The realization that America and Russia had a common foe in Saudi Arabia prompted some interest by former U.S. members of the intelligence community to expand a regular dialogue with their Russian counterparts that took place in the early 1990s after the collapse of the Soviet Union and, more recently, through the «Elbe Group», which has mainly focused on counter-nuclear proliferation issues.
The Saudis and their supporters in neo-conservative power circles in Washington responded to this initiative by planting stories in the press that the FBI was investigating increased Russian espionage efforts in the United States, especially surrounding the activities of the Russian Center for Science and Culture in Washington. The Saudis and their neo-con American friends realized that the Russian center, which sponsored professional exchange visits to Russia, would be one potential avenue for a low-level dialogue visit by former but influential U.S. intelligence officers to Russia. Every effort had to be made to scuttle such meetings and the best way was to accuse the Russian center of being an espionage front.

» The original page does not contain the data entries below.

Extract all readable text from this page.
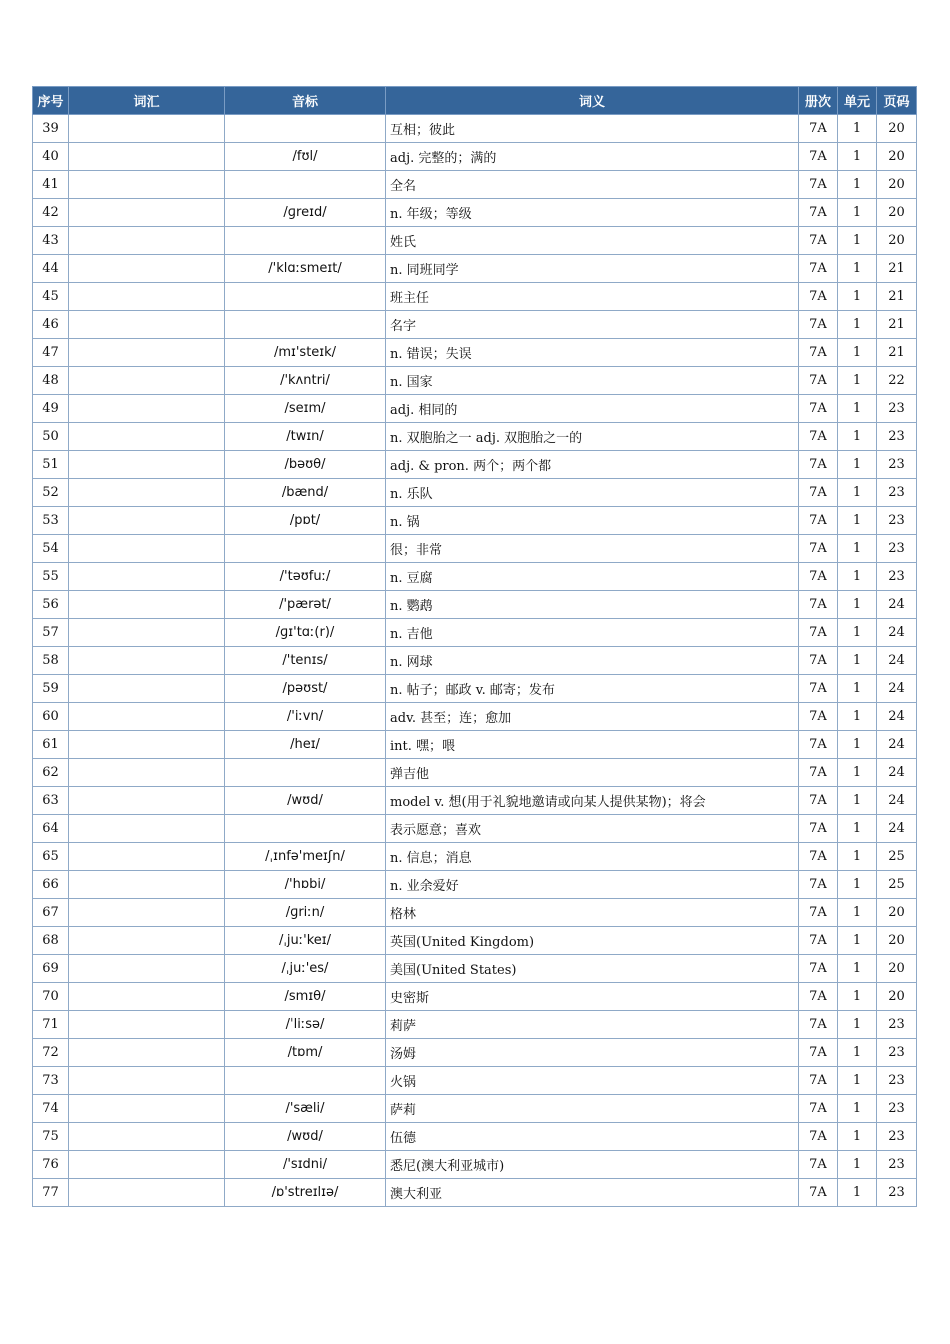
序号	词汇	音标	词义	册次	单元	页码
39			互相；彼此	7A	1	20
40		/fʊl/	adj. 完整的；满的	7A	1	20
41			全名	7A	1	20
42		/ɡreɪd/	n. 年级；等级	7A	1	20
43			姓氏	7A	1	20
44		/'klɑːsmeɪt/	n. 同班同学	7A	1	21
45			班主任	7A	1	21
46			名字	7A	1	21
47		/mɪ'steɪk/	n. 错误；失误	7A	1	21
48		/'kʌntri/	n. 国家	7A	1	22
49		/seɪm/	adj. 相同的	7A	1	23
50		/twɪn/	n. 双胞胎之一 adj. 双胞胎之一的	7A	1	23
51		/bəʊθ/	adj. & pron. 两个；两个都	7A	1	23
52		/bænd/	n. 乐队	7A	1	23
53		/pɒt/	n. 锅	7A	1	23
54			很；非常	7A	1	23
55		/'təʊfuː/	n. 豆腐	7A	1	23
56		/'pærət/	n. 鹦鹉	7A	1	24
57		/ɡɪ'tɑː(r)/	n. 吉他	7A	1	24
58		/'tenɪs/	n. 网球	7A	1	24
59		/pəʊst/	n. 帖子；邮政 v. 邮寄；发布	7A	1	24
60		/'iːvn/	adv. 甚至；连；愈加	7A	1	24
61		/heɪ/	int. 嘿；喂	7A	1	24
62			弹吉他	7A	1	24
63		/wʊd/	model v. 想(用于礼貌地邀请或向某人提供某物)；将会	7A	1	24
64			表示愿意；喜欢	7A	1	24
65		/ˌɪnfə'meɪʃn/	n. 信息；消息	7A	1	25
66		/'hɒbi/	n. 业余爱好	7A	1	25
67		/ɡriːn/	格林	7A	1	20
68		/ˌjuː'keɪ/	英国(United Kingdom)	7A	1	20
69		/ˌjuː'es/	美国(United States)	7A	1	20
70		/smɪθ/	史密斯	7A	1	20
71		/ˈliːsə/	莉萨	7A	1	23
72		/tɒm/	汤姆	7A	1	23
73			火锅	7A	1	23
74		/'sæli/	萨莉	7A	1	23
75		/wʊd/	伍德	7A	1	23
76		/'sɪdni/	悉尼(澳大利亚城市)	7A	1	23
77		/ɒ'streɪlɪə/	澳大利亚	7A	1	23
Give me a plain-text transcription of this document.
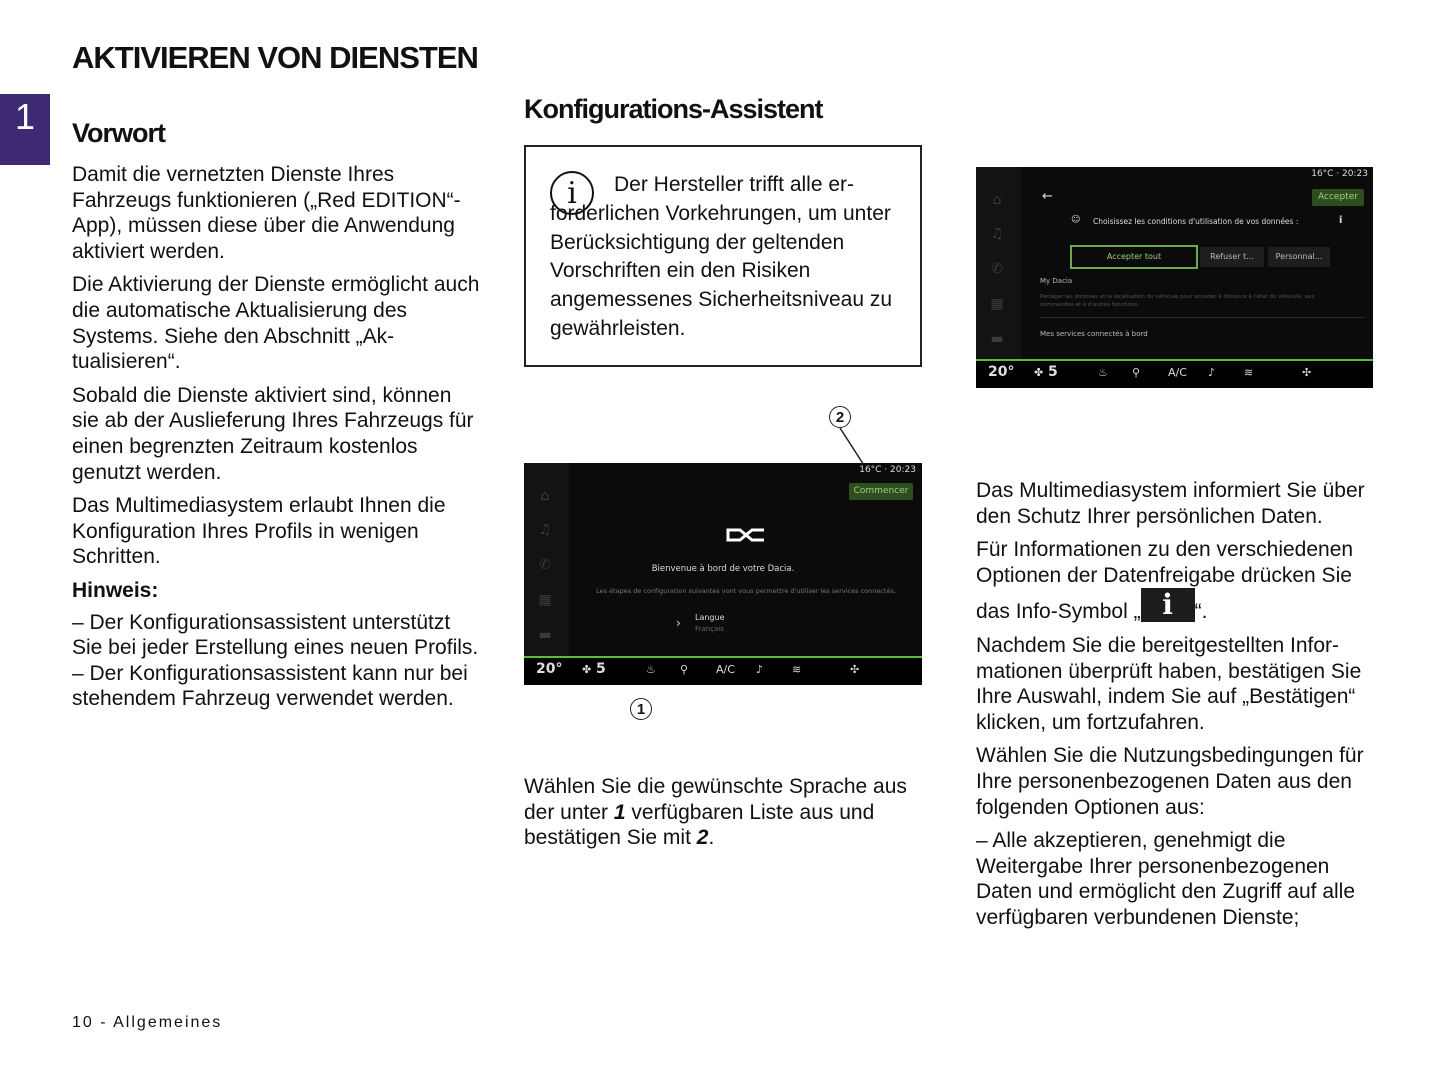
AKTIVIEREN VON DIENSTEN
1	Vorwort

Damit die vernetzten Dienste Ihres Fahrzeugs funktionieren („Red EDITION“-App), müssen diese über die Anwendung aktiviert werden.

Die Aktivierung der Dienste ermöglicht auch die automatische Aktualisierung des Systems. Siehe den Abschnitt „Aktualisieren“.

Sobald die Dienste aktiviert sind, können sie ab der Auslieferung Ihres Fahrzeugs für einen begrenzten Zeitraum kostenlos genutzt werden.

Das Multimediasystem erlaubt Ihnen die Konfiguration Ihres Profils in wenigen Schritten.

Hinweis:

– Der Konfigurationsassistent unterstützt Sie bei jeder Erstellung eines neuen Profils.

– Der Konfigurationsassistent kann nur bei stehendem Fahrzeug verwendet werden.

Konfigurations-Assistent
i	Der Hersteller trifft alle erforderlichen Vorkehrungen, um unter Berücksichtigung der geltenden Vorschriften ein den Risiken angemessenes Sicherheitsniveau zu gewährleisten.
2
⌂
♫
✆
▦
▬
16°C · 20:23
Commencer
Bienvenue à bord de votre Dacia.
Les étapes de configuration suivantes vont vous permettre d'utiliser les services connectés.
› Langue
Français
20° ✤ 5	♨ ⚲	A/C ♪	≋	✣
1

Wählen Sie die gewünschte Sprache aus der unter 1 verfügbaren Liste aus und bestätigen Sie mit 2.

⌂
♫
✆
▦
▬
16°C · 20:23
←	Accepter
☺ Choisissez les conditions d'utilisation de vos données :	i
Accepter tout	Refuser t...	Personnal...
My Dacia
Partager les données et la localisation du véhicule pour accéder à distance à l'état du véhicule, aux commandes et à d'autres fonctions.
Mes services connectés à bord
20° ✤ 5	♨ ⚲	A/C ♪	≋	✣

Das Multimediasystem informiert Sie über den Schutz Ihrer persönlichen Daten.

Für Informationen zu den verschiedenen Optionen der Datenfreigabe drücken Sie das Info-Symbol „ i “.

Nachdem Sie die bereitgestellten Informationen überprüft haben, bestätigen Sie Ihre Auswahl, indem Sie auf „Bestätigen“ klicken, um fortzufahren.

Wählen Sie die Nutzungsbedingungen für Ihre personenbezogenen Daten aus den folgenden Optionen aus:

– Alle akzeptieren, genehmigt die Weitergabe Ihrer personenbezogenen Daten und ermöglicht den Zugriff auf alle verfügbaren verbundenen Dienste;

10 - Allgemeines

The decision by Obama to phone Iranian President Hasan Rouhani in New York before he departed John F. Kennedy International Airport after his address to the UN General Assembly was considered another affront to the Saudis. It was the first direct contact between an American president and a president of the Islamic Republic of Iran. Further meetings between Kerry and his Iranian counterpart and between other U.S. and Iranian officials, amid reports of Iranian willingness to have its nuclear facilities inspected and activities curtailed, gave rise to hopes of a U.S.-Iranian détente.
With U.S. reliance on foreign oil being reduced from 60 to 40 percent and forecasts that the U.S. could soon, as a result of shale fracking and offshore pumping, become self-sufficient in oil, the Saudi leverage of oil was no longer a weapon it could use to influence U.S. policy in the Middle East.
Having more leeway in its dealings with Riyadh enabled the Obama administration, mainly through National Security Adviser Susan Rice and U.S. ambassador to the UN Samantha Power, to give quiet support to a George Soros-style «thematic revolution» in Saudi Arabia. The decision by Saudi women, who are banned from driving in the Kingdom, to violate the law in a national protest, was met with some driving citations being issued by Saudi police. But the decision by the White House to quietly support the «Car Key Revolution» was the first indication, albeit low level, that Washington was prepared to tear up the Quincy Agreement.
But one thing that is certain about Bandar and his neocon allies in Washington and Israel. When backed up against the wall, they will strike like desert asps. America, Russia, and other nations should remain on alert.